Ruisinho:
- O país está em ruptura e, ou me engano muito, ou essa ruptura vai-se acentuar, transformando-se num braço de ferro entre o governo, que quer a Ota e o TGV, e todos os outros, excepção feita aos que têm interesses ligados a qualquer um desses projectos.
- Basta ler tudo quanto é imprensa e então, depois da demissão do ministro das Finanças e da intervenção, sobre este assunto, do Dr. António Vitorino, é aquilo a que se pode chamar de um fartar vilanagem. Grupos de economistas, dos mais conhecidos e prestigiados do país, vêem à televisão e vão para os jornais com abaixo assinados opondo-se aos investimentos e ameaçam mesmo, que qualquer dia, um delegado do governo irá bater à porta de cada família portuguesa para exigir a entrega da quota-parte da contribuição de cada um de nóspara aqueles dois investimentos, qualquer coisa como 1000 ou 1500 euros por cada elemento do agregado familiar.
- Eu que estava a pensar em fazer uma viagenzita com o reembolso de uma aplicação financeira que fiz há 8 anos atrás e que se vence proximamente vou ter que deixar tudo em suspenso. Depois dos 27 meses de guerra que fiz em Angola para aí há uns 40 anos atrás chegou a hora de um novo sacrifício pelo meu país. Com a diferença apenas que em 1962 a generalidade dos portugueses, os que tinham e os que não tinham opinião, mais estes do que aqueles, eram quase unanimemente a favor do sacrifício da guerra, pelo indiscutível direito que os Estados tinham de defender a integridade do território nacional fosse ele qual fosse estivesse ele onde estivesse.
- Mas agora não, o país está profundamente dividido, direi melhor, ao que parece, desequilibradamente dividido. Tirando o senhor 1º Ministro, e os Ministros da Economia e das Obras Públicas, todos as outras vozes ou se atiram aos investimentos em questão como “gato a bofe” ou levantam as suas dúvidas.

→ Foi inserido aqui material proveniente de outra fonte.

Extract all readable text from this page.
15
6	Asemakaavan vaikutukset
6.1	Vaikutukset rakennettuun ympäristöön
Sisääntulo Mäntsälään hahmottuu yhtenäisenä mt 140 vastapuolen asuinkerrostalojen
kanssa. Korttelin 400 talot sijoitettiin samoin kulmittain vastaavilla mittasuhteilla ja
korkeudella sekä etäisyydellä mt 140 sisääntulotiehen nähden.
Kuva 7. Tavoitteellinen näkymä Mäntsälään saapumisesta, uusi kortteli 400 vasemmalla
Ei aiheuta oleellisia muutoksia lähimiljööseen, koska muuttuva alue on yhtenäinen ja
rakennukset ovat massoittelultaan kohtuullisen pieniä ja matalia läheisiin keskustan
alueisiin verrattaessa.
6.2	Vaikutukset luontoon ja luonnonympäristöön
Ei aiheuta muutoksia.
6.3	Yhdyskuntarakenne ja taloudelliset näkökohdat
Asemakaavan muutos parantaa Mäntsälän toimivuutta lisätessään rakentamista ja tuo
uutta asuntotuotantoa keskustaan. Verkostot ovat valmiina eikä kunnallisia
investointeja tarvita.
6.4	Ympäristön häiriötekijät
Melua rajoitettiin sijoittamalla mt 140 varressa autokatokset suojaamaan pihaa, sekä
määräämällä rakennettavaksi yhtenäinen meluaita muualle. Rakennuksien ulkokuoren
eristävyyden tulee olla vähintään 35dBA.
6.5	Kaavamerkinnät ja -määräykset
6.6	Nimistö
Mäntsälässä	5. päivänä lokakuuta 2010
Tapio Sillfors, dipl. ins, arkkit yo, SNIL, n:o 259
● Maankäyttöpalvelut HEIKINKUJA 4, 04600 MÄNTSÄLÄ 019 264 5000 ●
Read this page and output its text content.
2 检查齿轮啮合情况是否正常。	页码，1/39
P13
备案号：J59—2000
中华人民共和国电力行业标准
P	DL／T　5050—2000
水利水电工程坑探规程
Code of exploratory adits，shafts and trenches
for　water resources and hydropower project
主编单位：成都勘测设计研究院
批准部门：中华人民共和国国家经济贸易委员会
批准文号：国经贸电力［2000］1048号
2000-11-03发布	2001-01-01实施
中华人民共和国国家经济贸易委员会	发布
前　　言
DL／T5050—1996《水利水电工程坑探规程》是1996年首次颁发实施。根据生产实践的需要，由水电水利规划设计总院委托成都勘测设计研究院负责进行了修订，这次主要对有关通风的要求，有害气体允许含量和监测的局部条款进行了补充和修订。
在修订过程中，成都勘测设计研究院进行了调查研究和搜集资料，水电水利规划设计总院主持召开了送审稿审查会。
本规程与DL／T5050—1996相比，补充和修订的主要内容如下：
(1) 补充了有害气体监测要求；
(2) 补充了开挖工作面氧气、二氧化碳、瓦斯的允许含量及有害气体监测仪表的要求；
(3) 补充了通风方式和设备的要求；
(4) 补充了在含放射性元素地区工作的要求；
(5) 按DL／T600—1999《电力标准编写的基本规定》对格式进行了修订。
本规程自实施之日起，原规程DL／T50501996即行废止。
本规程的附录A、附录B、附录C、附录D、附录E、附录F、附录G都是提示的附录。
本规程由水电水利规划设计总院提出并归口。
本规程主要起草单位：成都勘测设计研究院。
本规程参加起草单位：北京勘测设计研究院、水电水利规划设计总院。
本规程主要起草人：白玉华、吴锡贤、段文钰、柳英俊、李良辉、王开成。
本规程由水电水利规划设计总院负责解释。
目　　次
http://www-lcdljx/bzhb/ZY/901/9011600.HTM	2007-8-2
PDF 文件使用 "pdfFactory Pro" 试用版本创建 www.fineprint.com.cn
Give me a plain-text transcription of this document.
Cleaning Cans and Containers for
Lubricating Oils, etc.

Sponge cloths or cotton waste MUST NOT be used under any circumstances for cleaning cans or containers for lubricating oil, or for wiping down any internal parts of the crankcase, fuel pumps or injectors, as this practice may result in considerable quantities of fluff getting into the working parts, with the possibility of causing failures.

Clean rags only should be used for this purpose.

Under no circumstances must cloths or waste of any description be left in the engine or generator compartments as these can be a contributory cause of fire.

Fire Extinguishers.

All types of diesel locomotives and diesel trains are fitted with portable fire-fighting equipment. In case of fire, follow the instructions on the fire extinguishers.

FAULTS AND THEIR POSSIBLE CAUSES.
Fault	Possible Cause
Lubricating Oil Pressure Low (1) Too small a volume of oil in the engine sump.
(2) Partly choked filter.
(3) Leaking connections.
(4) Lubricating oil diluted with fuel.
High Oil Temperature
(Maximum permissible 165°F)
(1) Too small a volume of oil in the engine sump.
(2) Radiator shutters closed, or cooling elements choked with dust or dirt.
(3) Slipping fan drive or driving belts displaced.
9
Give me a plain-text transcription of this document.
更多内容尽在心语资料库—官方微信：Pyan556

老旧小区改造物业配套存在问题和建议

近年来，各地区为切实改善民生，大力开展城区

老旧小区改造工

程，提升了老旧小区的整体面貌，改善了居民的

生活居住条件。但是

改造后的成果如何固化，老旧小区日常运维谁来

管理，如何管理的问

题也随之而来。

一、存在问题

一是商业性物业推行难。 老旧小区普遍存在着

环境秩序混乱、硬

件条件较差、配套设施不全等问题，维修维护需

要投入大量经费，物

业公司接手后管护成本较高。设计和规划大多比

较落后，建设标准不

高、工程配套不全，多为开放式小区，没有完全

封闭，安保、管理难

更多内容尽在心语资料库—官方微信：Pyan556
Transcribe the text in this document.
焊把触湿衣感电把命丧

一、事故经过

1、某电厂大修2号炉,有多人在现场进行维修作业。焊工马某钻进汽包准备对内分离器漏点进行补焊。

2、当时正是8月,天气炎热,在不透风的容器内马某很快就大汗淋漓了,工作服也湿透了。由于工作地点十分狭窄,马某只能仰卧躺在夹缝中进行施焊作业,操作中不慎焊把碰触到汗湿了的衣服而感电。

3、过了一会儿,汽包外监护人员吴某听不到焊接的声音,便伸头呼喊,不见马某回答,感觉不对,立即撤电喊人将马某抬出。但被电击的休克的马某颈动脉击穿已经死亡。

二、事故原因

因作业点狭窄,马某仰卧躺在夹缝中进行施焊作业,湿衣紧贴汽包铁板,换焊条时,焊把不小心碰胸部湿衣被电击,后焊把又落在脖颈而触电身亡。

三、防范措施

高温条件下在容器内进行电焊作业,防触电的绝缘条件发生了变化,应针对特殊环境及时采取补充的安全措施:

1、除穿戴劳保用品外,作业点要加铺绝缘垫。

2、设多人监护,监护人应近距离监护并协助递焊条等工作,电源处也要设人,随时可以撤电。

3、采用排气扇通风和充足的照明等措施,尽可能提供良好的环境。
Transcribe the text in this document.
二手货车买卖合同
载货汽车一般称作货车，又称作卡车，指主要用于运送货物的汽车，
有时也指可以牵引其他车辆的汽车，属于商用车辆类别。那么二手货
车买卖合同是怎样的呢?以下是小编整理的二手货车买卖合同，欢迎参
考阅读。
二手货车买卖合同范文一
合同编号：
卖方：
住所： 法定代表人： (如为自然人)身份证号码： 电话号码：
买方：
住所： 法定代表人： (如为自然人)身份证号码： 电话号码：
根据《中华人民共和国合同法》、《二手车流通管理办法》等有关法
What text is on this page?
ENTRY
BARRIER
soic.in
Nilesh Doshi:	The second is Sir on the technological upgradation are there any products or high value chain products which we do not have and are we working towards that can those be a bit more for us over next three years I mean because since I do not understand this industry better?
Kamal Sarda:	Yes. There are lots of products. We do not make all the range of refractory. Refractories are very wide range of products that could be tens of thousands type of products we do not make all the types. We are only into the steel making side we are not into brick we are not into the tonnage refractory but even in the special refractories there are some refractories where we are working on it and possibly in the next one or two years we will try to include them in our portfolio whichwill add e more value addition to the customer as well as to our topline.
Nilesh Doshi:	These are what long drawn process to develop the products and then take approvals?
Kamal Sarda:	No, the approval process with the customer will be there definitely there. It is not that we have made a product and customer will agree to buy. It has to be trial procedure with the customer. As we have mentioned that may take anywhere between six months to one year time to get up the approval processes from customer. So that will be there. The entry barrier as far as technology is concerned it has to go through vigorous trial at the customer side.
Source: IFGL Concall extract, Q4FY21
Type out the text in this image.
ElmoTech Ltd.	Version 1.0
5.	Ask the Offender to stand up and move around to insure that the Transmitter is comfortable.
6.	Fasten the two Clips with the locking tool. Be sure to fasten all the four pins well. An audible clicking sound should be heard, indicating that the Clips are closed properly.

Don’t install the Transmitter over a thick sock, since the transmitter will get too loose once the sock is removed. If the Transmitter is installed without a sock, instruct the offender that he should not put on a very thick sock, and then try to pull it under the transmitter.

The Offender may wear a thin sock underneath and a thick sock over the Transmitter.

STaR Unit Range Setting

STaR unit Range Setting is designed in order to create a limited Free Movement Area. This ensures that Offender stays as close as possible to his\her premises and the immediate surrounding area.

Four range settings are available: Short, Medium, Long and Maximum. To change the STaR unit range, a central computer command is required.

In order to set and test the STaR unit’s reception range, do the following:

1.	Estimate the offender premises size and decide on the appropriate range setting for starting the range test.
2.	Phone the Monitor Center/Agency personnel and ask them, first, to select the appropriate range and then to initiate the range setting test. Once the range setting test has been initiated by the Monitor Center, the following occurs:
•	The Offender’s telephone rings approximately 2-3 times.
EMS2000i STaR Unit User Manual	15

- Afirmo, em consciência, de que me considero um bom cidadão, daqueles que entendem, como o Presidente Kennedy entendia, que são os cidadãos que têm que se sacrificar pela nação e não o contrário. E por isso, como o país não são só personalidades políticas e economistas cujas opiniões já conhecemos porque têm sido divulgadas, informem-se os portugueses de uma forma clara e objectiva, das vantagens e inconvenientes dos investimentos em causa. O assunto não pode ser mais polémico do que o é neste momento. O manifesto subscrito pelos 13 eminentes economistas vai, certamente, colher o apoio, em peso, da oposição e o governo cometerá um autêntico suicídio político se entender que lhe basta argumentar com a legitimidade do seu poder para decidir, que efectivamente tem. A decisão sobre qualquer um destes projectos é de natureza política, sem dúvida, mas tem que ser tecnicamente fundamentada e a partir de agora muito bem explicada. Pela minha parte, como democrata, respeitarei a decisão e desistirei da tal viagem em favor da minha contribuição mas se não existir explicação e os resultados não contribuírem para melhorar a situação do país, mesmo que seja no longo prazo, não conte o PS com o meu voto em futuras eleições.
- De qualquer forma, o que me angustia é esta guerrilha permanente, esta tensão e incerteza em que estamos sempre mergulhados, esta dúvida sobre o nosso futuro colectivo, esta sensação de ingovernabilidade desesperante que nos faz adiar constantemente as esperanças no futuro, esta dificuldade, que é de todos nós, em gerarmos classes dirigentes responsáveis, sérias, competentes, sobre as quais não recaiam, permanentemente, dúvidas e suspeitas sobre as suas capacidades.
- Provavelmente, éramos mais felizes quando não tínhamos ambições, quando levávamos dois dias de Trás-os-Montes a Lisboa e mandávamos aparelhar o burro para as pequenas deslocações….ao menos tínhamos muito mais tempo para pensar, quem sabe, senão mesmo para sonhar… em viajar um dia num TGV e embarcar, na OTA, num avião para Paris.